En langage familier, on appelle cela « se prendre un vent ». Pour la visite du Pape en France, du 25 au 28 septembre prochains, Emmanuel Macron avait prévu de sortir le grand jeu au souverain pontife, qui a calmé les ardeurs du président de la République, selon des informations révélées par nos confrères de La Croix.

Visite conjointe de Notre-Dame, accueil militaire avec la Garde républicaine et même remise de la grand-croix de la Légion d’honneur… Il semble qu’Emmanuel Macron avait imaginé la venue de Léon XIV sous le signe des plus grandes réceptions diplomatiques. Des velléités recalées poliment par le pape et qui révèlent quelques fritures sur la ligne Elysée-Vatican.

Toutes les propositions de l’Elysée déclinées

Entre Paris, Saint-Denis, Metz et Lourdes, le programme du pape est déjà bien fourni. Outre la grande prière organisée avec 80.000 jeunes au Stade de France, le pape doit, entre autres, déambuler dans les rues de Paris, visiter le siège de l’Unesco, diriger plusieurs grandes messes, et rencontrer des religieux et des victimes de violences sexuelles dans l’Église.

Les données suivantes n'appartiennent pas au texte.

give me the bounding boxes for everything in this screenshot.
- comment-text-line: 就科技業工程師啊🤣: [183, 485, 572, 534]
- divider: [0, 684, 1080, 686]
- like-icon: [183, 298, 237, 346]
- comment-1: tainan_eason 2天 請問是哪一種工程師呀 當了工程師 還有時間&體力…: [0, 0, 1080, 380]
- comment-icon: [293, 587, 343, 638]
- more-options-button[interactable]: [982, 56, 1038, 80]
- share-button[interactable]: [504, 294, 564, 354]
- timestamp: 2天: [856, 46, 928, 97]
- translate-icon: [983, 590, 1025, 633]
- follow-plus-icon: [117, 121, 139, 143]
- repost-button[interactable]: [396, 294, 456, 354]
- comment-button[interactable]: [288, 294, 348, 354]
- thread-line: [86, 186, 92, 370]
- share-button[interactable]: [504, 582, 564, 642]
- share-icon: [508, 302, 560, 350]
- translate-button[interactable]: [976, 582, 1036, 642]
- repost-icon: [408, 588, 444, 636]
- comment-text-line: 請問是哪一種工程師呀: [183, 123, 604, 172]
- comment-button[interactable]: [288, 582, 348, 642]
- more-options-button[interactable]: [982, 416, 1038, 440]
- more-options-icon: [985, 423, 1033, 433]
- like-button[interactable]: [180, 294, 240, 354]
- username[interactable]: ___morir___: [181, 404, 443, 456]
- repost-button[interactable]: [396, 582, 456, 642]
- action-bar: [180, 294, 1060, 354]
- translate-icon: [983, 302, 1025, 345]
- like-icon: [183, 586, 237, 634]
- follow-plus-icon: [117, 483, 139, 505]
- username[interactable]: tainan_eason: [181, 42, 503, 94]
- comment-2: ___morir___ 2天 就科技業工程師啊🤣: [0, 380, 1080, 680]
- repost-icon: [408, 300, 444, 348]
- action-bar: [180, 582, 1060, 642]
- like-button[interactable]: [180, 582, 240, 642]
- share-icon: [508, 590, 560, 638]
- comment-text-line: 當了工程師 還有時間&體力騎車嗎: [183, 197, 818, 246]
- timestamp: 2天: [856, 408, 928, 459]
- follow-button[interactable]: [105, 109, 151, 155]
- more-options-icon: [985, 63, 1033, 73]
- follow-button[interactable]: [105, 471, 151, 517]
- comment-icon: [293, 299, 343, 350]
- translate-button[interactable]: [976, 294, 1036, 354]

À tout cela, le chef de l’Etat voulait ajouter une réception par la Garde républicaine avec tambours et trompettes, une remise de la grand-croix de la Légion d’honneur et un dîner ou un déjeuner d’État. Surtout, Emmanuel Macron aurait souhaité faire visiter Notre-Dame de Paris au Saint-Père, agrémenté d’une rencontre avec les artisans. Toutes ces demandes ont été déclinées par l’intéressé.

L’Elysée « demandait quelque chose qui appartient à un autre voyage »

Plusieurs hypothèses circulent sur les raisons de ces refus. Selon La Croix, les rumeurs à Rome avancent des motifs politiques avec, notamment, la loi sur la fin de vie, soutenue par le président contre la position de l’Église, et la crainte d’un remake de la cérémonie de réouverture de la cathédrale en 2024 jugée trop « élyséenne ». Les explications officielles sont plus simples : le pape a un programme très chargé et veut se concentrer sur les fidèles. « Le président ne demandait rien d’exorbitant, mais il demandait quelque chose qui appartient à un autre voyage », explique une source vaticane citée par le journal.

Pour le Vatican, les déplacements du pape servent d’abord à rencontrer les églises et les catholiques sur place et le pape vient en France pour un voyage apostolique et non un déplacement diplomatique. Pas de contentieux donc, le Vatican ayant même salué « l’engagement réel » d’Emmanuel Macron dans l’organisation de cette visite.

Si on ne sait pas encore s’il assistera aux célébrations religieuses, Emmanuel Macron tente tout de même d’avoir son moment puisque, selon des informations du Point, l’Élysée a convié « tous les chefs d’État de l’Union européenne pour assister au discours du pape Léon XIV à Metz, au centre des congrès Robert Schuman, le lundi 28 septembre ». De plus, le président de la République devrait être présent le dernier jour pour raccompagner le souverain pontife à son avion.